The State Bank of Pakistan (SBP) will issue a Monetary Policy Statement with status quo expectations for the next two months on 21st September.
The SBP’s Monetary Policy Committee (MPC) will meet at SBP Karachi the same day to review the economic indicators and decide on the monetary policy for the next two months. After the meeting, State Bank of Pakistan Governor Dr. Reza Baqir will announce the decision at a press conference.
Most economists and analysts expect the Monetary Policy Committee in the upcoming meeting to hold the interest rate unchanged at 7 percent as the SBP has made a substantial reduction in the key interest rate since March to address the impact of the Covid-19 pandemic.
During the March-June period, the SBP committee rapidly cut the policy rate to 625 basis points to help the economy. The scheduled meeting of the Monetary Policy Committee in July was therefore postponed, as the Committee assumed that a range of steps had already been taken to resolve the economic challenges.

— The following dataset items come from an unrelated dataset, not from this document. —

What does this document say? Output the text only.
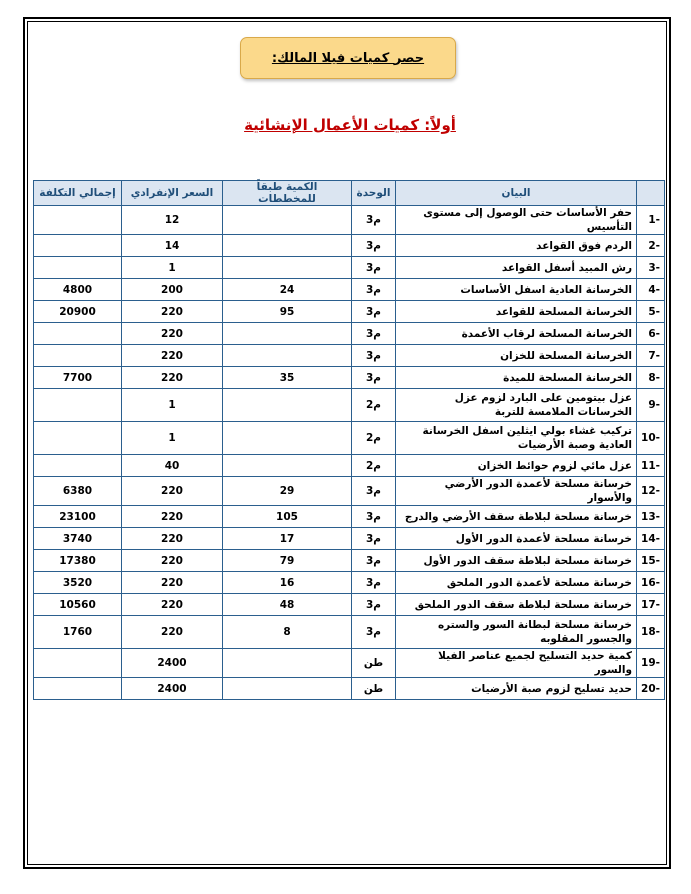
حصر كميات فيلا المالك:
أولاً: كميات الأعمال الإنشائية
	البيان	الوحدة	الكمية طبقاً للمخططات	السعر الإنفرادي	إجمالي التكلفة
1-	حفر الأساسات حتى الوصول إلى مستوى التأسيس	م3		12	
2-	الردم فوق القواعد	م3		14	
3-	رش المبيد أسفل القواعد	م3		1	
4-	الخرسانة العادية اسفل الأساسات	م3	24	200	4800
5-	الخرسانة المسلحة للقواعد	م3	95	220	20900
6-	الخرسانة المسلحة لرقاب الأعمدة	م3		220	
7-	الخرسانة المسلحة للخزان	م3		220	
8-	الخرسانة المسلحة للميدة	م3	35	220	7700
9-	عزل بيتومين على البارد لزوم عزل الخرسانات الملامسة للتربة	م2		1	
10-	تركيب غشاء بولي ايثلين اسفل الخرسانة العادية وصبة الأرضيات	م2		1	
11-	عزل مائي لزوم حوائط الخزان	م2		40	
12-	خرسانة مسلحة لأعمدة الدور الأرضي والأسوار	م3	29	220	6380
13-	خرسانة مسلحة لبلاطة سقف الأرضي والدرج	م3	105	220	23100
14-	خرسانة مسلحة لأعمدة الدور الأول	م3	17	220	3740
15-	خرسانة مسلحة لبلاطة سقف الدور الأول	م3	79	220	17380
16-	خرسانة مسلحة لأعمدة الدور الملحق	م3	16	220	3520
17-	خرسانة مسلحة لبلاطة سقف الدور الملحق	م3	48	220	10560
18-	خرسانة مسلحة لبطانة السور والستره والجسور المقلوبه	م3	8	220	1760
19-	كمية حديد التسليح لجميع عناصر الفيلا والسور	طن		2400	
20-	حديد تسليح لزوم صبة الأرضيات	طن		2400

COVID-19’s negative effect on the economy forced the MPC to revisit monetary policy and the committee on March 24, 2020 in an evolving meeting, just after a week of scheduled meeting, reduced the main policy rate by another 150 bps to 11%. The MPC assumed that this cumulative easing, while protecting inflation expectations, would buffer the growth slowdown.
During a meeting on 25 June 2020, the MPC reduced the policy rate by 100 bps to 7% to tackle the risks to domestic economic development. The final cut brings the cumulative reduction in the policy rate to 625 bps since mid-March.
Analysts at Arif Habib Limited said this rate cut decision was well backed by economic fundamentals, such as inflation, which slid from 10.24 percent in March to a single digit in the months ahead. Inflation has remained range-bound since then, hovering between 8-9% on year-on-year basis.